The Court emphasized that the Pension Regulations, 1995, were transparent and offered employees the opportunity to fully understand the terms before opting for commutation. Regulation 41 clearly specifies that pensions commuted for a lump-sum amount would be restored only after 15 years.
The bench further noted:
“The argument that the table or the figures were not adequately disclosed is not acceptable. Once the petitioners have acquiesced to the policy and accepted the offer, their subsequent attempt to resile or seek change in its computation would clearly be impermissible.”
Legal Precedents Cited
The bench supported its decision with rulings from the Supreme Court and other high courts, including:
– Common Cause v. Union of India, (1987) 1 SCC 142
– R. Gandhi v. Union of India, (1999) 8 SCC 106
– Forum of Retired IPS Officers v.
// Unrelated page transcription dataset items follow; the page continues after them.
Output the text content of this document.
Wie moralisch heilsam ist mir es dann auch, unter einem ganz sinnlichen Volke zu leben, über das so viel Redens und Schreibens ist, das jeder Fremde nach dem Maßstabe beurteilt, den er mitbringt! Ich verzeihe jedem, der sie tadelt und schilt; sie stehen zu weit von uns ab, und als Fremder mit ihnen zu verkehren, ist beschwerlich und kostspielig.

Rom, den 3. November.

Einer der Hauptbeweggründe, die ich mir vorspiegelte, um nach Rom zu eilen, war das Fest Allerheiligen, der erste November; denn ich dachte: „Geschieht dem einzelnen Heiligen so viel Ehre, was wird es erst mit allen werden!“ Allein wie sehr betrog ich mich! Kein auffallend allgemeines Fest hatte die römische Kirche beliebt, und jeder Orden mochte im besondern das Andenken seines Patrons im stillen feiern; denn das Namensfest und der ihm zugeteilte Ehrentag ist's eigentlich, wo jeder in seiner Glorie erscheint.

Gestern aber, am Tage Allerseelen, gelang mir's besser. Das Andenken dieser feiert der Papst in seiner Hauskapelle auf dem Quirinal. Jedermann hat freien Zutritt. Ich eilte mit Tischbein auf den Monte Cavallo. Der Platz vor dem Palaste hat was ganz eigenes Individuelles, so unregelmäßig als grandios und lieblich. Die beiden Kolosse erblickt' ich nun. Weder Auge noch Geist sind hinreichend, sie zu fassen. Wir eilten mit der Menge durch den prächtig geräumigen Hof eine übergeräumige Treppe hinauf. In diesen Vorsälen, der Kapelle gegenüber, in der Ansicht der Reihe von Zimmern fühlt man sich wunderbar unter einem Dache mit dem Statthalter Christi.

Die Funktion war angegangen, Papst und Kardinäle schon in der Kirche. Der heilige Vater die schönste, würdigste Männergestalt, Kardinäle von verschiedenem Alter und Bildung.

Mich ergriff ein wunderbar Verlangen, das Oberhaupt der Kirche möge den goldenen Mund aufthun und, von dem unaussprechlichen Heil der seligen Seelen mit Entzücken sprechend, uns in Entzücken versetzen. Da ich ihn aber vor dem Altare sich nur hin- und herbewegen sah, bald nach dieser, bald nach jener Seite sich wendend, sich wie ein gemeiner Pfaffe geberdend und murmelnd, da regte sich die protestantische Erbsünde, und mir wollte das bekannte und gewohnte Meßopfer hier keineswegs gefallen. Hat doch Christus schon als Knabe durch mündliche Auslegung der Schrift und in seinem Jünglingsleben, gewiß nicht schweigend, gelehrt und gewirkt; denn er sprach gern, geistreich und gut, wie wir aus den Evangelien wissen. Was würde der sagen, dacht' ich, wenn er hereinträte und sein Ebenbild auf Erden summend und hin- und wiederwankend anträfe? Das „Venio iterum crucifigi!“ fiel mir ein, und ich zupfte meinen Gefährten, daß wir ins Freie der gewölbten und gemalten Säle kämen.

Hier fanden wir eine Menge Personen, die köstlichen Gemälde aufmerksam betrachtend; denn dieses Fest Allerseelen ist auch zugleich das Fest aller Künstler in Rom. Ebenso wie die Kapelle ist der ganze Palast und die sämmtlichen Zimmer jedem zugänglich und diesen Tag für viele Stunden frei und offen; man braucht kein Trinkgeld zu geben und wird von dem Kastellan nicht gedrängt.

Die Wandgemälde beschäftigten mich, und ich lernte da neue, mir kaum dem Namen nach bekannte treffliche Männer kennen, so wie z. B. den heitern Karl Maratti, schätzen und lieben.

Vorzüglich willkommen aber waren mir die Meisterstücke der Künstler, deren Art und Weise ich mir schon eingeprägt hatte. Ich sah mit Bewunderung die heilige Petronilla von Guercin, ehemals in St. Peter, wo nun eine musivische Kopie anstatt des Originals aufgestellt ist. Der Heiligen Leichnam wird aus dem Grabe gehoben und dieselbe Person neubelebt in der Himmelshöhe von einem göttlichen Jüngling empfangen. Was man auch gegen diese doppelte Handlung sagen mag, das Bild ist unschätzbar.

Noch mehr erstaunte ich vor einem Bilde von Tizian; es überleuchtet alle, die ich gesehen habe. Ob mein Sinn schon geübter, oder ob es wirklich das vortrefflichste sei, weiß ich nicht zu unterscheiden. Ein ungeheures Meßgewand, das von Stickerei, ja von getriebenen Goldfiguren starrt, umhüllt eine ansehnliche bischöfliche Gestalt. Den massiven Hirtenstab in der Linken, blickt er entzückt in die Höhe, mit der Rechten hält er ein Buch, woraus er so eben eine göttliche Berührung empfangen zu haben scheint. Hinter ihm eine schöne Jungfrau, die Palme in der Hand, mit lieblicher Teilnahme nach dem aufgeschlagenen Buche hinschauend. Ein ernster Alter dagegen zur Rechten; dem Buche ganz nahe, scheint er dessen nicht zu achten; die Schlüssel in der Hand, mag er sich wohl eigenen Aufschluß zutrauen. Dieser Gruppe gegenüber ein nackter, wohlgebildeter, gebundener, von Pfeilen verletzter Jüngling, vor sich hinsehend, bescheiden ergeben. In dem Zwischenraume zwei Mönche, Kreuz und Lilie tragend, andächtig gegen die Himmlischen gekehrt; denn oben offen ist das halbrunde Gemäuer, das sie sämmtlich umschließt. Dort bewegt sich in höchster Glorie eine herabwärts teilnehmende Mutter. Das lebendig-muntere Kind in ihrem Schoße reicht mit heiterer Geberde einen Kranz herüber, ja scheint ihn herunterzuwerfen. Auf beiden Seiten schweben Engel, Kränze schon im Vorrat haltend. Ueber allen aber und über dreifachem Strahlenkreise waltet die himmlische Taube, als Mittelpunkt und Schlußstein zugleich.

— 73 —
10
Union of India, 2019 SCC Online Del 6610
These precedents reinforced the principle that terms agreed upon under statutory frameworks are binding and cannot be challenged retrospectively.
Judgment
The Court concluded that the 15-year restoration period was neither arbitrary nor unreasonable. The petitioners, having voluntarily opted for commutation under clear terms, could not seek a retrospective reduction in the restoration period to 10 years.
The writ petition was dismissed in its entirety.